I hung out after class to wait for la C. La C is from Spain, so I usually speak to her in Spanish, or sometimes English, but since she's in Italian now, I try to speak to her in Italian. Today... well we learned a LOT of Chinese vocab today, key things that really expanded our ability to express ourselves. And then la C was totally gung ho about speaking Italian, and was switching to Spanish way less than she usually does.

Here's the thing: multilingual people don't "mix up" languages. Monolinguals are always asking us "how do you keep all that straight in your head," and it's really not a big deal. Language is a habit, so "mixing up" languages is not really an issue, anymore than "mixing up," say, tennis with soccer. They're usually too different to mix up.

So multilinguals don't 'mix up.' We do, however, sometimes 'get stuck.' And today, I was trying to speak Mandarin, and then *boom* I switched to Italian, and my brain totally 'got stuck.' I could not have switched to Spanish (or English) to save my own life. I would say something like, "Ok, voy a hablar spagnolo" and before you know it, I was back in italian. And it's not even that I was speaking Italian particularly well, I was just *stuck,* and everything I said would eventually come back to italian.

There's another version of "stuck" I used to experience in college, when I'd spend the day speaking French and English, and then on the walk home, I'd run into someone who spoke Spanish, and then *boom* my mind would just go blank, and I was unable to say anything in any language. Totally stuck.

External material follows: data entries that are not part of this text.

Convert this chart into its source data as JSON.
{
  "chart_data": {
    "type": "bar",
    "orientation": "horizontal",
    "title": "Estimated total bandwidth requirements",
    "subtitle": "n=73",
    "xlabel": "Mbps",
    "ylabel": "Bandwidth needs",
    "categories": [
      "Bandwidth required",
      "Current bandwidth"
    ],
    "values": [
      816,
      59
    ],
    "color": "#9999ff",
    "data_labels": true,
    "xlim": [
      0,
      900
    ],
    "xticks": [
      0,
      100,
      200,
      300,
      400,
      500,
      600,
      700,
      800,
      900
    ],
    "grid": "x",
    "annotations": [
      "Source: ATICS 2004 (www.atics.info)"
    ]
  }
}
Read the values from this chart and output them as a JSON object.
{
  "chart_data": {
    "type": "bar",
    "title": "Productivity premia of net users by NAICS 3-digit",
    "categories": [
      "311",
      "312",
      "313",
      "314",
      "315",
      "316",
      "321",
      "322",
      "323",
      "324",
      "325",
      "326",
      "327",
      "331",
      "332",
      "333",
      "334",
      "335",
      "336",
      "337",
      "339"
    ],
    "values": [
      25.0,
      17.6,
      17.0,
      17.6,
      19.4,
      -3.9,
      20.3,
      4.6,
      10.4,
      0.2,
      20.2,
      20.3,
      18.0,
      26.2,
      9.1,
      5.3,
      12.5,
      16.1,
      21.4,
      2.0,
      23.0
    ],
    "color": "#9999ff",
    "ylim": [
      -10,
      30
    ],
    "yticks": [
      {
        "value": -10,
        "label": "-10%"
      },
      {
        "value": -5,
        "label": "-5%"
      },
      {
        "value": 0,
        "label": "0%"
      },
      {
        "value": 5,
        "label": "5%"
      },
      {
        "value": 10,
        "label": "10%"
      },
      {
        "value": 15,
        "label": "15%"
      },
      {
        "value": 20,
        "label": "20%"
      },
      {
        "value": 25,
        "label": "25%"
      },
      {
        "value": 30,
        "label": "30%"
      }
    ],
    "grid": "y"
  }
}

This happens to me in English too, but a little differently, since English is my first language. I'll be working hard at speaking another language, and then suddenly I will have to speak English. In this case, though, I can express myself just fine in English, but I suddenly feel like I don't want to speak English, I'm speaking way too fast, and all of my idioms sound contrived.

It usually only lasts for a second, but it's quite a shock.

Anyway, today I got super hungry during class, so la C and I walked to Takohachi. When we got there, the neon sign was off, and there was a "closed" sign in the door. I pouted, and la C walked in anyway. The lady came to us "so sorry, we are closed, we ran out of food." BOOOOO!!!!

So instead we went to Hing Loon and ordered chicken chow mein (hong kong style) and Buddha special. La C was amazed, she loved it. Of course there was a fried sesame ball and fortune cookies.

Afterward, we took a walk through Uwajimaya, to look at the fish. La C was disappointed that the $1.29 price for saturn peaches was each, instead of by the pound, but she said she would go back later for the black cod steaks. We both gushed over the mackeral (si no fuera por los japoneses el bonito no se nos venderia por que los gringos, que saben!) and then saw some big bricks of "chilean sea bass."

I said, no, it's gotta be something else. Chilean sea bass is totally endangered and illlegal to fish, buy, and sell. It's gotta be something else.

Right?

1 comment:

Myrna Villanueva said...

Wala nang Chilean seabass, hindi na hinuhuli, hindi na pinagbibili sa restaurant, beri pangit na isda. Iyon na lang regular na seabass.